That was why Torres was being allowed to fly on an unsuspecting commercial airliner with a lethal cargo. The decision to do so had been carefully weighed by the heads of Russian and German intelligence. They had concluded that the risk of the plutonium detonating was “infinitesimal.” Permission for Torres to travel had been given by both their respective governments to see if Torres would lead them to the end user for the material. Israel had not been consulted on the matter. The operation was officially only a German-Russian one. In the past, Mossad, on more than one occasion, had been a silent partner where other agencies had claimed the credit.

From her vantage point overlooking the airport departure gates on that August morning, “Lila” knew her role in this case was over. A Mossad agent—code-named Adler—was already positioned in the lobby of the Excelsior Hotel in midtown Munich, where Torres was to make his handover. Another agent—Mort—was at the Munich airport awaiting the arrival of Flight 3369.

A third agent—“Ib”—sat two seats back from Torres as the plane headed west on its three-hour flight. Across the aisle from Torres sat Viktor Sidorenko, Russian deputy minister for atomic energy. His responsibilities included protecting his country’s nuclear arsenal. Russia now had around 130 tons of weapons-grade plutonium, enough to make sixteen thousand atom bombs, each twice the size of the one that destroyed Hiroshima.

Sidorenko had received a number of disturbing reports that detailed lax controls and low morale among the staff of hundreds of Russian institutes and research centers with access to radioactive substances. A few months before, a worker at a nuclear plant in the Urals had been arrested with radioactive uranium pellets in a plastic bag. Over five kilos of uranium had been squirreled away by workmen at another plant near Minsk and hidden in their homes. The thefts had only come to light when a kilo was sold for twenty bottles of vodka. Sidorenko was traveling to Germany to assure Chancellor Helmut Kohl’s government that cases like this would never happen again; the Germans were threatening sanctions.

At 5:45 P.M., exactly on time, Flight 3369 landed at Munich’s Franz Josef Strauss Airport and taxied to its terminal C stand. Minister Sidorenko was the first to deplane. He was whisked away by a waiting car and driven to a high-security area. There he was told that Tashanka had just been arrested in Moscow.
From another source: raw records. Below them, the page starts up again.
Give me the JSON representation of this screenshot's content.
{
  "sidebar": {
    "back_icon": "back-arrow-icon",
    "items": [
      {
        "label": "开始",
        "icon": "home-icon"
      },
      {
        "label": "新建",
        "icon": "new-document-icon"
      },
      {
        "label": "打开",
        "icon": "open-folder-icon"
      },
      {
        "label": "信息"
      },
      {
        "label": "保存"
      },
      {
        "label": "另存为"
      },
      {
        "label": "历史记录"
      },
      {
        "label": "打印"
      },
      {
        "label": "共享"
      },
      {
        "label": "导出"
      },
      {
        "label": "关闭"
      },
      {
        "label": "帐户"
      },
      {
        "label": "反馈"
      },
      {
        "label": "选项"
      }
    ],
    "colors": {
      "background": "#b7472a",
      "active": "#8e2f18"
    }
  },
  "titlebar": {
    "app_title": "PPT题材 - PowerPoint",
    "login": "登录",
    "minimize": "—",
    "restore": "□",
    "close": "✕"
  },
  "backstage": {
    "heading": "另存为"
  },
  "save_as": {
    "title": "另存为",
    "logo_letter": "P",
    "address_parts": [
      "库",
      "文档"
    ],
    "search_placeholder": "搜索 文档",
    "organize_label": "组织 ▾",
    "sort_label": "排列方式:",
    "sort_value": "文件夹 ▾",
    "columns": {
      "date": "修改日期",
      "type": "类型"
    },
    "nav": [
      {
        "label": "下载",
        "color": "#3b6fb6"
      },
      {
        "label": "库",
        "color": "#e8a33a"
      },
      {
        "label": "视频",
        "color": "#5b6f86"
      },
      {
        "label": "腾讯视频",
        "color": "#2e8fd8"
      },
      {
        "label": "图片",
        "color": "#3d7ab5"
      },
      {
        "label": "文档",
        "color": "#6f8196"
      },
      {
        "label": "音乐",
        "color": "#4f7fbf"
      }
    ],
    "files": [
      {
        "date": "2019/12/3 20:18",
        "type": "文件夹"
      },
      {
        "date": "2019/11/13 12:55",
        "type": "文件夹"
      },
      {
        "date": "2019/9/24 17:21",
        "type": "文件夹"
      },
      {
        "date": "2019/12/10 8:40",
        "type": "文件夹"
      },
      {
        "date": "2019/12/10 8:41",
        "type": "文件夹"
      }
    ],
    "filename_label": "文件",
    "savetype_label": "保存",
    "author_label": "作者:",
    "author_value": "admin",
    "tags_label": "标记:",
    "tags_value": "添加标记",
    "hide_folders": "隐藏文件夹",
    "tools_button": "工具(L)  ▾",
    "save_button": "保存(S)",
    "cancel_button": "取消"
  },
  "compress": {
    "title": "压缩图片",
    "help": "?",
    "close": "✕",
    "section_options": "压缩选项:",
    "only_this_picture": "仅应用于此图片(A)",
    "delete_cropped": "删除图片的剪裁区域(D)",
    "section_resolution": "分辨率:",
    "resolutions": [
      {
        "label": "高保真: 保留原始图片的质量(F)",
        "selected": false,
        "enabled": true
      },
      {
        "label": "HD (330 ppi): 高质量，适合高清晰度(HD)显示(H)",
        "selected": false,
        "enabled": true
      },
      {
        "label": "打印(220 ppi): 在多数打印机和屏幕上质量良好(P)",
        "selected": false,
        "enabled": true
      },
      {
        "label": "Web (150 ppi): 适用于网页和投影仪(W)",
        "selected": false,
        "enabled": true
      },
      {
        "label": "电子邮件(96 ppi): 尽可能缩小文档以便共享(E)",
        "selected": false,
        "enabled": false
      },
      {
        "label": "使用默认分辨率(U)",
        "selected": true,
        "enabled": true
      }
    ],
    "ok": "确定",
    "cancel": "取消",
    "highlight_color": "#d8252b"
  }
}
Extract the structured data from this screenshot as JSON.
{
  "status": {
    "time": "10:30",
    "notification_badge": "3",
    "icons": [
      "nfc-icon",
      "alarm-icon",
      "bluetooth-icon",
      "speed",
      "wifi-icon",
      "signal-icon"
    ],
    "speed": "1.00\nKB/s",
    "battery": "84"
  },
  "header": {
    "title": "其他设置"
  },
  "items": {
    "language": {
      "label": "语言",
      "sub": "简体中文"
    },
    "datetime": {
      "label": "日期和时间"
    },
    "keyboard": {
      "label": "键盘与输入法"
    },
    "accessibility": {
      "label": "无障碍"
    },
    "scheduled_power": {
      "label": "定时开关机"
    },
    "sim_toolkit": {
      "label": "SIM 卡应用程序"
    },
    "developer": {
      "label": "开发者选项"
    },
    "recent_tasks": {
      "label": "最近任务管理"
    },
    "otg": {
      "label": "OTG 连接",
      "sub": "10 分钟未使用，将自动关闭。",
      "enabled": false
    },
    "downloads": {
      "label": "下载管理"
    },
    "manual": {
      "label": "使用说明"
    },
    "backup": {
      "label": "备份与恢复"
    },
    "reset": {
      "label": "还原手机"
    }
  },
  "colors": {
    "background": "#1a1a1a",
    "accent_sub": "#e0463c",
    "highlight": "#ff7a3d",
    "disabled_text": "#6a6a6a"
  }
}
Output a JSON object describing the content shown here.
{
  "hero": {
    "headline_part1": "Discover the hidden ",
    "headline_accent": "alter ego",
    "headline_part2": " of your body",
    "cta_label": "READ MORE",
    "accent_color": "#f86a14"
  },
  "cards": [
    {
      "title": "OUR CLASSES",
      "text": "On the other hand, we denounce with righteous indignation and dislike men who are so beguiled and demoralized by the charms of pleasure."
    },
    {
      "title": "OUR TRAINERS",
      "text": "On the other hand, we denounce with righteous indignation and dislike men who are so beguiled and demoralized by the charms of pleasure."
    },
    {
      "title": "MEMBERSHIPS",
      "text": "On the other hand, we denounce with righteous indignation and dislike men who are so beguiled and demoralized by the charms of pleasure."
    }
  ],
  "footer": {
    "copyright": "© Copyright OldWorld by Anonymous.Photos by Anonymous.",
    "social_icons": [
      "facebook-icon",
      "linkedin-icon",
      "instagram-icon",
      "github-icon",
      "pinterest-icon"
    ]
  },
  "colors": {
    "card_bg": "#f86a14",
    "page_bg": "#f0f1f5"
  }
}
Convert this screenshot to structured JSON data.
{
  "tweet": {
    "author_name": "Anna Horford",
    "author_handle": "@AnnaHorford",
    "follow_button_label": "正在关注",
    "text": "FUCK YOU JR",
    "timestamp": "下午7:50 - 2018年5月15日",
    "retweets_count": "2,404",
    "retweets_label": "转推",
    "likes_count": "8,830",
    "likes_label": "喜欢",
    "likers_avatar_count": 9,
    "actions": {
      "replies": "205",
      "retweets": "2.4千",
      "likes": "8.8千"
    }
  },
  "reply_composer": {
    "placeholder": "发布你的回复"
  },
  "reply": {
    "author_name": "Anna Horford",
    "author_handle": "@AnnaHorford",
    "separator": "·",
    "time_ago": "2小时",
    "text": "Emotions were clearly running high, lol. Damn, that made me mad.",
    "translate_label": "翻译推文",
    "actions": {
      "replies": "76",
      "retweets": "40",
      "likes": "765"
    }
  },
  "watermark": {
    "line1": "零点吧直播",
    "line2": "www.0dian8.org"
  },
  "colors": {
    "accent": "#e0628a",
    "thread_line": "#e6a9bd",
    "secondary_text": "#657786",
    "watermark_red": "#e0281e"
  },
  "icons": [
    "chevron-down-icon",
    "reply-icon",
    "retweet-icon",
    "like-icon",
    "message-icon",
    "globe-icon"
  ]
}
Torres entered the arrivals area. The presence of heavily armed German police would not have surprised him. Munich had always made a show of its security after the Olympic Games massacre of Israeli athletes. Torres made a telephone call to the Excelsior Hotel, and was connected to room 23. Waiting there was a Spaniard, Javier Arratibel, whose passport described him as an “industrialist.” In fact, he was the broker for the plutonium. He called a man he knew only as Julio-O.

The calls had been monitored by German intelligence officers. As Torres strolled to the luggage carousel to collect his suitcase, he was observed from a nearby office by Munich police superintendent Wolfgang Stoephasios and the senior intelligence officer.

Torres picked up his suitcase and walked toward the Nothing to Declare exit. Ib and Mort followed. They could do no more. They had no power of arrest here. Stoephasios emerged from his office. It was the signal for action.

In moments Torres was surrounded and bundled away. The suitcase was taken to a room. Inside waited a white-suited figure with a Geiger counter. With him were bomb-disposal experts. They used a portable X-ray machine to see if the case was wired with explosives. It was not. Neither was there a telltale clicking from the Geiger to indicate a leak of fissionable material. The suitcase was opened. Inside, wrapped in heavy plastic, were the containers of plutonium 239. They were removed and placed in bomb-blast boxes and carried to a waiting armored truck. From there they were taken to Germany’s atomic energy complex.

In the Excelsior Hotel, Arratibel was arrested. But the next link in the chain, Julio-O, had slipped across the border into Hungary. The Hungarian police said they would look for him. But no one was holding his breath in Munich. Hungary was known to be one of the entry points to the West for Russian smugglers.

The Mossad men informed Tel Aviv what had happened.

In Tel Aviv, Mossad’s director general, Shabtai Shavit, saw the outcome as another small victory in the endless battle against nuclear terrorism. But he was not alone in wondering how many other suitcases had slipped through, how soon before there would be a nuclear explosion unless impossible demands were met.